Looking for high dividend yield companies?

Looking for high dividend yield companies?

Last updated: 31 Aug, 2020 | 07:51 pm

Looking for high dividend yield companies?
  • After Budget 2020 abolished DDT (Dividend Distribution Tax), companies with high Foreign Promoter Holdings will be major beneficiaries

Previous rule

  • Before 31st March 2020, companies distributing dividends had to pay tax at an effective rate of 20.56%. Effectively, out of every ₹100 in distributable profits, companies had to cough up ₹20.56 as tax, with only ₹79.44 left for distribution to shareholders.

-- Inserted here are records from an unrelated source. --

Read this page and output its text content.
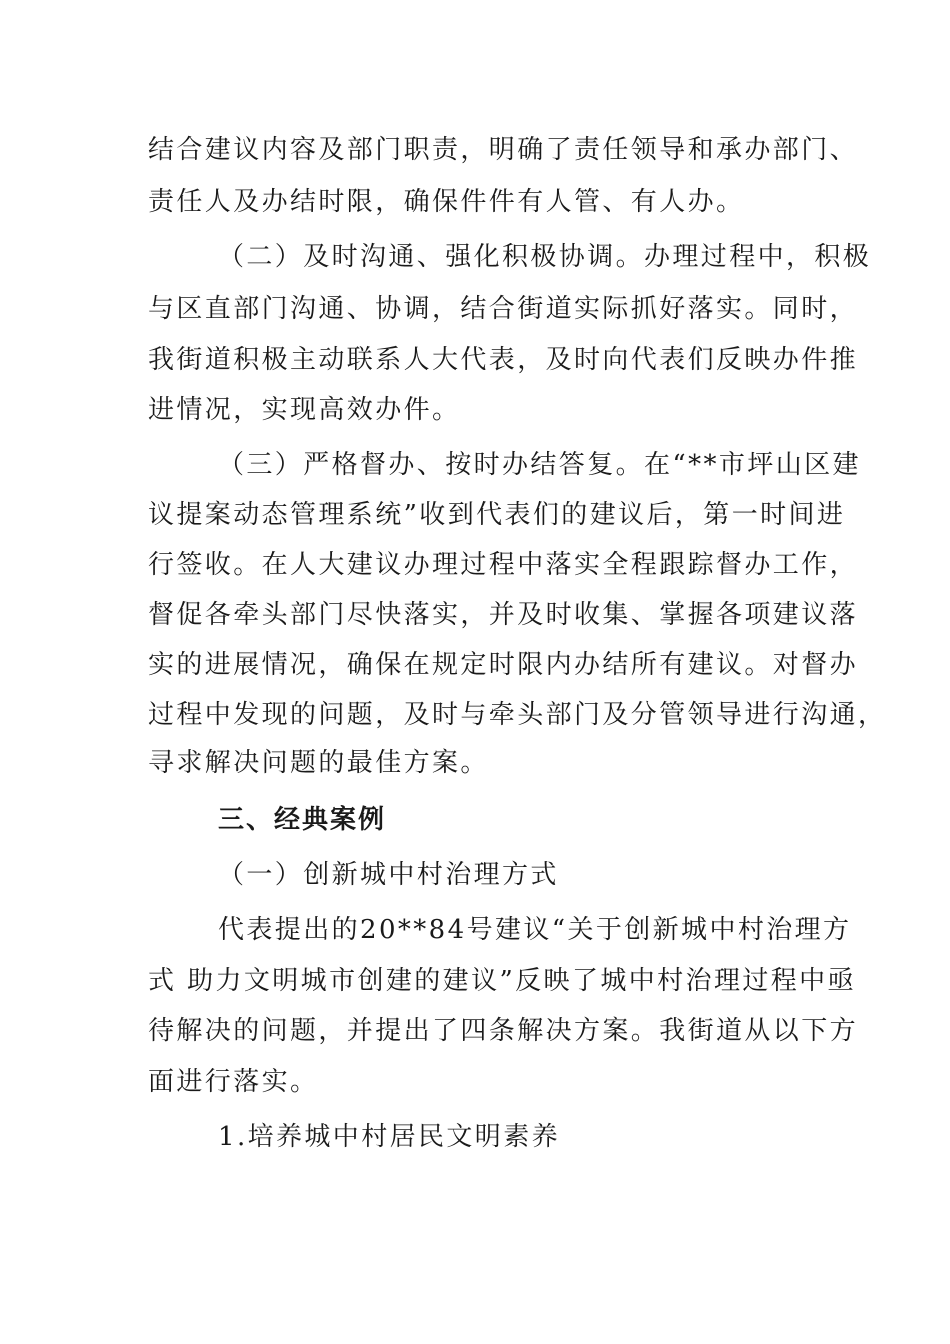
结合建议内容及部门职责，明确了责任领导和承办部门、
责任人及办结时限，确保件件有人管、有人办。
（二）及时沟通、强化积极协调。办理过程中，积极
与区直部门沟通、协调，结合街道实际抓好落实。同时，
我街道积极主动联系人大代表，及时向代表们反映办件推
进情况，实现高效办件。
（三）严格督办、按时办结答复。在“**市坪山区建
议提案动态管理系统”收到代表们的建议后，第一时间进
行签收。在人大建议办理过程中落实全程跟踪督办工作，
督促各牵头部门尽快落实，并及时收集、掌握各项建议落
实的进展情况，确保在规定时限内办结所有建议。对督办
过程中发现的问题，及时与牵头部门及分管领导进行沟通，
寻求解决问题的最佳方案。
三、经典案例
（一）创新城中村治理方式
代表提出的20**84号建议“关于创新城中村治理方
式 助力文明城市创建的建议”反映了城中村治理过程中亟
待解决的问题，并提出了四条解决方案。我街道从以下方
面进行落实。
1.培养城中村居民文明素养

Benefit for Foreign Promoters

  • 'Foreign entities (FPI & FDI) constitute about a third of all ownership in listed stocks in India. This number is even higher for cash-rich dividend paying companies.'
  • As the DDT is now abolished, the rate paid by most Foreign Promoters is much lower
  • Foreign Promoters will now pay tax on dividends earned in India at either 20% or lower rates, specified in tax treaties inked by their home countries. 
  • This rate of 20% would be further reduced where the tax treaty provides for a beneficial lower rate. As seen from the table below, the tax rate on dividends under most tax treaties is 15 percent. These rates can be as low as 5 per cent in some cases, as opposed to 20.56% tax on dividends earlier.

Higher Dividend yields ahead

  • Most companies sitting on cash and high foreign holding might see a higher dividend yield. This is particularly true for companies with high Foreign promoter ownership!
  • There were 20 multinational companies in NSE 500, with a dividend yield of more than 1% in FY20 (highest being 5.90%) and a majority Foreign Promoter Holding.

INDmoney analysis

  • While the high dividend payouts for these companies is great for foreign entities, Resident Indians will have to pay tax on these dividends at your income slab rate.
  • If you are in a higher slab rate, it may not make sense to invest in these companies purely for the dividend.